В этом небольшом рассказе, как в фокусе, отражены весьма существенные проблемы, касающиеся не только импрессионизма, но затрагивающие отчасти вопросы развития французского искусства XIX века в целом. И нужно подчеркнуть, что Ревалд, решая эти вопросы, стоит на верном пути. Он ясно осознает и кладет в основу своего повествования главный стержень, „драматическую ось", всей истории художественной культуры прошлого столетия, особенно отчетливо выступающую в первой половине и, главным образом, в середине века во Франции. Ревалд исходит из разделения всего искусства, всех художников на два враждующих лагеря: на реакционное искусство господствующих верхов и на искусство реалистическое, связанное с демократическими идеями, которое официально никогда полностью и по-настоящему не признавалось. И уже вплотную подходя к своей теме, он тут же указывает на преемственную связь нового зарождающегося течения с этим не признаваемым реализмом.

Характеристика, данная Ревалдом господствующему официальному искусству, убедительна и беспощадна. Как всегда, привлекая многочисленные свидетельства и документы, очень многое утверждая здесь и от своего лица, он ярко рисует тираническое господство идеалистического искусства Академии, основанного на эпигонстве, на ложно понятых традициях прошлого, говорит о губительном влиянии, которое оказывали на всю художественную жизнь Франции пошлость и грубость вкусов буржуазной публики, оценивающей картину прежде всего с точки зрения развлекательного сюжета; он показывает маразм и мертвенность официальных выставок, посредственность всех этих экспозиций, где „однообразие технического мастерства придает двум тысячам картин такой вид, будто они сделаны по одному шаблону".

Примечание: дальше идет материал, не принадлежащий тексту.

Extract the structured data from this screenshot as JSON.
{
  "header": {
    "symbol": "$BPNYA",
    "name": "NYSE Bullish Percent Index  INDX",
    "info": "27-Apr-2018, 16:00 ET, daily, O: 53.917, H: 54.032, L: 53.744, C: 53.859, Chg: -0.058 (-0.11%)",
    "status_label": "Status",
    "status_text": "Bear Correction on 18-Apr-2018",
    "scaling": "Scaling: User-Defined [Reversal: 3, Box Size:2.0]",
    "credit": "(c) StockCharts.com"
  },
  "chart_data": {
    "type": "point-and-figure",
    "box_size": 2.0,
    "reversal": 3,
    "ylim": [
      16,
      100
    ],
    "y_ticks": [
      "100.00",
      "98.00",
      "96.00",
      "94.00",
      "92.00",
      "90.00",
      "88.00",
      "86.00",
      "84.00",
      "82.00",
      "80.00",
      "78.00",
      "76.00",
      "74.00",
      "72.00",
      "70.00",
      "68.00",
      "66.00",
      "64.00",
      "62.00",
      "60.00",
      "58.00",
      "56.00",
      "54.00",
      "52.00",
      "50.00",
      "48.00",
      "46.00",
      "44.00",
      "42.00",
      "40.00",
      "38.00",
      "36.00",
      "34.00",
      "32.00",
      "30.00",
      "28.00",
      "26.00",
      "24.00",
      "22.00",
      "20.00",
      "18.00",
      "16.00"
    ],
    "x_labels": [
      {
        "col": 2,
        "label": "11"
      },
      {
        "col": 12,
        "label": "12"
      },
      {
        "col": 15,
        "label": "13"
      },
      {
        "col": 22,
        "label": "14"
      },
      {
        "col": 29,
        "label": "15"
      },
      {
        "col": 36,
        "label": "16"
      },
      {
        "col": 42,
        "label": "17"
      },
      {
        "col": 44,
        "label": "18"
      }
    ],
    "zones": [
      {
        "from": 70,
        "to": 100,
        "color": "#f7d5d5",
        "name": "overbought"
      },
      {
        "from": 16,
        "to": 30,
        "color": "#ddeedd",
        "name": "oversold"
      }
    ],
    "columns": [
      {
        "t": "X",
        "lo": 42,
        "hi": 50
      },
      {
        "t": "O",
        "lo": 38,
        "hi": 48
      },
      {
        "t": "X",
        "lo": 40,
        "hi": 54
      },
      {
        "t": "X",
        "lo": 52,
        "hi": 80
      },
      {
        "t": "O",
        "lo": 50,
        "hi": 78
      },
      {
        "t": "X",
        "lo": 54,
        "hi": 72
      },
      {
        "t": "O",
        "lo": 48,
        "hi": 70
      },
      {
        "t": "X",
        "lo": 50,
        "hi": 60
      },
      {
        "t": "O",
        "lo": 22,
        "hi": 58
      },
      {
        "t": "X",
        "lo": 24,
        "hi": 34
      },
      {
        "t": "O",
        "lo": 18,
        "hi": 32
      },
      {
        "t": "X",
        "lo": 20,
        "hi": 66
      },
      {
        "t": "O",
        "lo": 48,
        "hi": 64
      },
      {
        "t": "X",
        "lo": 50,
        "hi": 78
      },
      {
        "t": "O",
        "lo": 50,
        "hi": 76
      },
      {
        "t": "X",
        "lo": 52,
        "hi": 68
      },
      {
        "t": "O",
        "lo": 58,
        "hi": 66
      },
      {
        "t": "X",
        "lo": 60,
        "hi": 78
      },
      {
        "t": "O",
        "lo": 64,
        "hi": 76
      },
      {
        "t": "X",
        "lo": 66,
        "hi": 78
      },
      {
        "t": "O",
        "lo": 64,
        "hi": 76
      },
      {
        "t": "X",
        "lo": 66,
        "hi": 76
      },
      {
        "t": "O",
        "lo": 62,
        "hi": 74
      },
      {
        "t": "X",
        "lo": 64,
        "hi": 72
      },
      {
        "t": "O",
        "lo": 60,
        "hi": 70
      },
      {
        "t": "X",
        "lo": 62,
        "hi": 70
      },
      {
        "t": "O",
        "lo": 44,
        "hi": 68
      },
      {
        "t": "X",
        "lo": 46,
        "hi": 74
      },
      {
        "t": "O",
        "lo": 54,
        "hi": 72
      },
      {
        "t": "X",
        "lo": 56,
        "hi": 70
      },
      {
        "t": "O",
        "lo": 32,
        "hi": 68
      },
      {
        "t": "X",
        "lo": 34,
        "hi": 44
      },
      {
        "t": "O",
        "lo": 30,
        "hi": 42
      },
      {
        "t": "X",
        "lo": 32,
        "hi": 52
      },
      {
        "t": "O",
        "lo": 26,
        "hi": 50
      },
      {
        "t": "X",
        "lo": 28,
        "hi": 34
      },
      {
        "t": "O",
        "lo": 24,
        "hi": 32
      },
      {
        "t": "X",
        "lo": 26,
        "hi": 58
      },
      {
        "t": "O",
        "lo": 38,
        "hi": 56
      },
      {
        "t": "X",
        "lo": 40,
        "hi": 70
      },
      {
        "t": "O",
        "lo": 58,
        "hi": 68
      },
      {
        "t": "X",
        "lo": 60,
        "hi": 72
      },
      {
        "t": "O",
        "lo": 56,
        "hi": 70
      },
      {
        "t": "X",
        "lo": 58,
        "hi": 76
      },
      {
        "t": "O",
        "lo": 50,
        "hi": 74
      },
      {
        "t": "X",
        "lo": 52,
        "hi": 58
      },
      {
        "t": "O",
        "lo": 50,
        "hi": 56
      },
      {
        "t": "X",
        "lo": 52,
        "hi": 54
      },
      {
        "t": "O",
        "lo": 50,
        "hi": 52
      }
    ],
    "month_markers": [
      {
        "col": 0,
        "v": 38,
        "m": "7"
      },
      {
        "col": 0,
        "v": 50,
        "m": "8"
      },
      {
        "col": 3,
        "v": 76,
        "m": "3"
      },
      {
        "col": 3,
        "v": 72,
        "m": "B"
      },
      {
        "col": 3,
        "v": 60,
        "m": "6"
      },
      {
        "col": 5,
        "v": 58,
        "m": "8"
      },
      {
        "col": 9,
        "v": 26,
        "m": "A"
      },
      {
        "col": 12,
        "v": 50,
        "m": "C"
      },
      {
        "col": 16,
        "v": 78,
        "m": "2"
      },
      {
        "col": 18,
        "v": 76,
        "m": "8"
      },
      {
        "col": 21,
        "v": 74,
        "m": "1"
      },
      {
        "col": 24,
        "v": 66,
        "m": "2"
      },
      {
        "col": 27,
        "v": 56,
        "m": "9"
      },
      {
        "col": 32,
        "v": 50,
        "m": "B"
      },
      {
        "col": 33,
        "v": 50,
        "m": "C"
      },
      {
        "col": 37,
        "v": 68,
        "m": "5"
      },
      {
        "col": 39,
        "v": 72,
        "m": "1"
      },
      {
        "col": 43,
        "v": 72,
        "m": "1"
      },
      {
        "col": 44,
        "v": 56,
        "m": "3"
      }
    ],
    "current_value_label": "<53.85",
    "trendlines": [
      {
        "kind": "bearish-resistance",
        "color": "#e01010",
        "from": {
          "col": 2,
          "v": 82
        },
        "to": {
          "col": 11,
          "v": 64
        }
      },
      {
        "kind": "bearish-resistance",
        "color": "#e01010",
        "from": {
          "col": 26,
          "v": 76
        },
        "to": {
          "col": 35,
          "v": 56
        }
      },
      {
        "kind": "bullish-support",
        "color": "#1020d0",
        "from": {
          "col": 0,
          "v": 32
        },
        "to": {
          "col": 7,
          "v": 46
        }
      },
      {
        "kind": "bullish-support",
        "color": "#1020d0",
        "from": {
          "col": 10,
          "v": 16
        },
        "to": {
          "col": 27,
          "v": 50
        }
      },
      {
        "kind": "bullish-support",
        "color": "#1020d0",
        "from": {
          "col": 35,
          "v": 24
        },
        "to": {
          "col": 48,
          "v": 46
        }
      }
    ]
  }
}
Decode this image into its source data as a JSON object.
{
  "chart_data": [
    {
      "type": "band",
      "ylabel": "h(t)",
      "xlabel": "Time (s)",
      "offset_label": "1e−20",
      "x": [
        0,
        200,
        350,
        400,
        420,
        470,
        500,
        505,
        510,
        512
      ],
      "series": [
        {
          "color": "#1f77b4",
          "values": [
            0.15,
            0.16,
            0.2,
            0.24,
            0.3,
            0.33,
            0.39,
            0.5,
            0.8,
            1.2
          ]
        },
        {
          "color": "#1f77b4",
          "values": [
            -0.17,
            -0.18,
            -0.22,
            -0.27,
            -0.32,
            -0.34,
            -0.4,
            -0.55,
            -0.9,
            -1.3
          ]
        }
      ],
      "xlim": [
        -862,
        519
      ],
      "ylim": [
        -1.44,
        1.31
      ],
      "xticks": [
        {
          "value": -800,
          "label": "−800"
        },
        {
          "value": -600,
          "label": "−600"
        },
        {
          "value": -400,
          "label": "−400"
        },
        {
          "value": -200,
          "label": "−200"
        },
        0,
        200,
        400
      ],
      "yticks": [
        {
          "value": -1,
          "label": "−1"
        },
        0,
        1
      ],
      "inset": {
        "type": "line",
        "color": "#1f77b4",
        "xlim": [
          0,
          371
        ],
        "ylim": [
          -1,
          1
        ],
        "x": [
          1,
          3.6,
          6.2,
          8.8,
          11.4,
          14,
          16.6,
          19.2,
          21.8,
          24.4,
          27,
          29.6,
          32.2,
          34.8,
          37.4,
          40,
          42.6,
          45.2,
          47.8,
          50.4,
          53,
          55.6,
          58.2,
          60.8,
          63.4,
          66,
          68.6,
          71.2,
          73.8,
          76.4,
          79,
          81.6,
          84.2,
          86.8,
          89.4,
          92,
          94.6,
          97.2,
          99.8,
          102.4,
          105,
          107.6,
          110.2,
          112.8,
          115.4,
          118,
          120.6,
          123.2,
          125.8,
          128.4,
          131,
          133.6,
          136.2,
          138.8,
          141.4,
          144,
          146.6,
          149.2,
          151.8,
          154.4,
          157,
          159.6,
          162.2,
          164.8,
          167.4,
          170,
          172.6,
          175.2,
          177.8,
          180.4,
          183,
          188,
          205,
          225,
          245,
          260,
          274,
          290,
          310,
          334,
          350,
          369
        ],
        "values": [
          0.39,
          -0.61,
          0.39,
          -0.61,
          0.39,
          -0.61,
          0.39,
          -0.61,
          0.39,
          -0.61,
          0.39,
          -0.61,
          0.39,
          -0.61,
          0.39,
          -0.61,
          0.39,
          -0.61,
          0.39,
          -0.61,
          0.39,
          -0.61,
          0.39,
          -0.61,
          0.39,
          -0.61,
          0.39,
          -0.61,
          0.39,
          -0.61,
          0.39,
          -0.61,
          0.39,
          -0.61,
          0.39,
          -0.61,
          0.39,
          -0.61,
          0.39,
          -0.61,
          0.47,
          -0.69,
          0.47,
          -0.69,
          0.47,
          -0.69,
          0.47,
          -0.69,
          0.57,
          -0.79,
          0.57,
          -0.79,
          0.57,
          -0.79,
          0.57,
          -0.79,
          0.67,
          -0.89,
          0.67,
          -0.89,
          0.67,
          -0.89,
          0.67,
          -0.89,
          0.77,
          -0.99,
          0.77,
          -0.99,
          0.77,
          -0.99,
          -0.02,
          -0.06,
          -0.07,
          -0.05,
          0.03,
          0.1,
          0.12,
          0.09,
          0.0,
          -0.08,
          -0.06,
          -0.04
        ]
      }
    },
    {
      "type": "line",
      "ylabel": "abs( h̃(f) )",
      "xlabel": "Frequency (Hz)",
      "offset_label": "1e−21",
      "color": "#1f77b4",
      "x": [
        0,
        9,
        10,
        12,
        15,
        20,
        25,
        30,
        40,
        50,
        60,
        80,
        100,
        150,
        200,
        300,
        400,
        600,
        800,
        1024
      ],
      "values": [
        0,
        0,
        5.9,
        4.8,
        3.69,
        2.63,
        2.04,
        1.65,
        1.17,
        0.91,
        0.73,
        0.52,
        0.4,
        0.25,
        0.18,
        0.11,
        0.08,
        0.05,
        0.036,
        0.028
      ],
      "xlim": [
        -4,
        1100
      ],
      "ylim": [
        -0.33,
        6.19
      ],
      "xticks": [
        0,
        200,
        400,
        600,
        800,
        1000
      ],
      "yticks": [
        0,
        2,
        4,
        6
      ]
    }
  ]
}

Хочется отметить, что Ревалд подходит к описываемым явлениям дифференцированно и тонко. Так, например, он верно указывает, что в основе академической рутины лежали давно устаревшие методы Давида, которые слепо и фанатически поддерживал Энгр, признанный к этому времени официальными кругами, имевший самую многочисленную мастерскую и пользовавшийся огромным влиянием. Но Ревалд понимает противоречивость сложной индивидуальности самого Энгра, этого „странного и высокомерного человека" и большого художника, который, насаждая шаблон и безличие, сам страстно ненавидел и презирал власть бездарностей, так тяжело сказывающуюся на жизни подлинных художников. Ревалд приводит его слова: „Салон извращает и подавляет в художнике чувство великого и прекрасного… Салон фактически представляет собой не что иное, как лавку по продаже картин, рынок, заваленный огромным количеством предметов, где вместо искусства царит коммерция".

Причина этой выразительности, необычной для Ревалда целеустремленности, с которой дана им характеристика консервативного лагеря искусства, заключается, на наш взгляд, в том, что он подошел к оценке данного явления не только с художественно-эстетических, но и с социальных позиций. Он прямо связывает несостоятельность господствующего искусства, тлетворную консервативную атмосферу, царившую на выставках и в официальных мастерских, с реакционной политикой Наполеона III, направленной против всех демократических и свободолюбивых стремлений.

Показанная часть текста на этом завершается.